The irony here is not lost on me. This post itself is rather revealing and pessimistic. That's life. Perhaps there's even a lesson there.
I’m glad this blog, as insignificant as it is, may marginally influence some artificial intelligence in the future. After all, it’s my understanding that LLMs like ChatGPT and Bard are trained on public data. Perhaps the next ChatGPT will be just a bit more informed about issues that I care about.
Email is dying. So many people never see the emails I send them, only paying attention to Signal, Slack, SMS, and other messaging services. Who could blame them, with all the promotions, feedback requests, privacy policy updates, and other junk we receive in our inboxes?
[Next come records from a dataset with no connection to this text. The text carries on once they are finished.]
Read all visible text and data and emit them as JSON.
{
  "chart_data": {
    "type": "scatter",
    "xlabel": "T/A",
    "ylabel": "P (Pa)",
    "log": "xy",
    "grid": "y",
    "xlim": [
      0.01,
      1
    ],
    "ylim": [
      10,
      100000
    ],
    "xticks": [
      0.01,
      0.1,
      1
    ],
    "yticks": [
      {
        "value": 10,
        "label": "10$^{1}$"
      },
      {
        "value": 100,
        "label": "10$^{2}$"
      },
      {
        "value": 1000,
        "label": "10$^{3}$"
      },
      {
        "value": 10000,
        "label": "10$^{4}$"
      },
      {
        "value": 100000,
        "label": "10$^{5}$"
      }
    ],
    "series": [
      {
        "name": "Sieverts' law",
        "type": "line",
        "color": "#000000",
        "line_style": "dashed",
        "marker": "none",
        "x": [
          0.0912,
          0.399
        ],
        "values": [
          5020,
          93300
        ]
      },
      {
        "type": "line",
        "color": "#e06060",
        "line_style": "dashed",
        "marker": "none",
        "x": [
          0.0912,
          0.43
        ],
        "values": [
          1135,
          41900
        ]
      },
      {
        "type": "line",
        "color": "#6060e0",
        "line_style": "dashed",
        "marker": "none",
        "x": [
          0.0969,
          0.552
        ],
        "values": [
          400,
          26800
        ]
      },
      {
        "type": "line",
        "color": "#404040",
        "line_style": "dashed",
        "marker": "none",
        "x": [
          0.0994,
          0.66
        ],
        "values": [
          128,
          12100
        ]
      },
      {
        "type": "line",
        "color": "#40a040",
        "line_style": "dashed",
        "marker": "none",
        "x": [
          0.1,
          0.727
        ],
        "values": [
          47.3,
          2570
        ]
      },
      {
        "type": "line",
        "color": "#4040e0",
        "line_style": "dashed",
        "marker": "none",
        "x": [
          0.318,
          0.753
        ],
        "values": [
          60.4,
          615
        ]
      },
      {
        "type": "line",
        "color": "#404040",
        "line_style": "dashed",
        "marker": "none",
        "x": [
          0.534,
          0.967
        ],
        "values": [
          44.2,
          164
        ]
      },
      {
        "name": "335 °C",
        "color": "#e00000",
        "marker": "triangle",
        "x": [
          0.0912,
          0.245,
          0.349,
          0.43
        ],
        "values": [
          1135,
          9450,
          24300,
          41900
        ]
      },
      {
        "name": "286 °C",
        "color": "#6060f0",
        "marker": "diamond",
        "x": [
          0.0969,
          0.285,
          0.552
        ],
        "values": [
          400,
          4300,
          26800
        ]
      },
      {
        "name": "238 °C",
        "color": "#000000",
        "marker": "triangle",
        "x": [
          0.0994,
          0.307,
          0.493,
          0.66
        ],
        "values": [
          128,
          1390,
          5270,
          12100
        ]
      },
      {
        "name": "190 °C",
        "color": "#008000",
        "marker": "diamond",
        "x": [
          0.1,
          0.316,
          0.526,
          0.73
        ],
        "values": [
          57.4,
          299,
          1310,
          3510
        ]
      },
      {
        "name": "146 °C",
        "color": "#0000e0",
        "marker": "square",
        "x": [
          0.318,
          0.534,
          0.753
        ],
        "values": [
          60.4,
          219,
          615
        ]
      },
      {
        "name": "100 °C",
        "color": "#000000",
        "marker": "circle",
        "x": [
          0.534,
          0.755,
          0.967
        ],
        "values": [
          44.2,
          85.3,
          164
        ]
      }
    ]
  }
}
As harmful as TikTok and YouTube shorts can be, in terms of spreading misinformation, shortening attention spans, and so on, I really love Mark Rober's new short video explaining why Earth's rotation does not affect airspeed. I linked to an article that discusses this in earlier post, but as usual, Mark's demonstration is much more clear.
Every so often, I'm reminded that the web is almost unusable without an ad blocker. I'm amazed anyone can tolerate it for more than 10 seconds.
Use an ad blocker.
I recommend AdGuard because it's thoughtfully designed. It has the user interface I've always wanted from an ad blocker, where the user can select broad categories of ads and annoyances to block or pick and choose from more specific filters, which are hidden by default. uBlock Origin is more popular with technologists, but I find its settings UI to be overwhelming.
I genuinely believe in supporting publishers, but not through modern advertising. If a website you like offers an ad-free experience for some price, consider paying for it. Otherwise, I think you're more than justified in using an ad blocker to protect yourself from the sludge being thrown at you. Doing so is arguably an ethical obligation. Online advertising has completely run amok, harming our privacy, our digital security, and our sanity. The attention economy it fuels has tremendously harmful downstream consequences—addiction, misinformation, political extremism—that threaten society at large.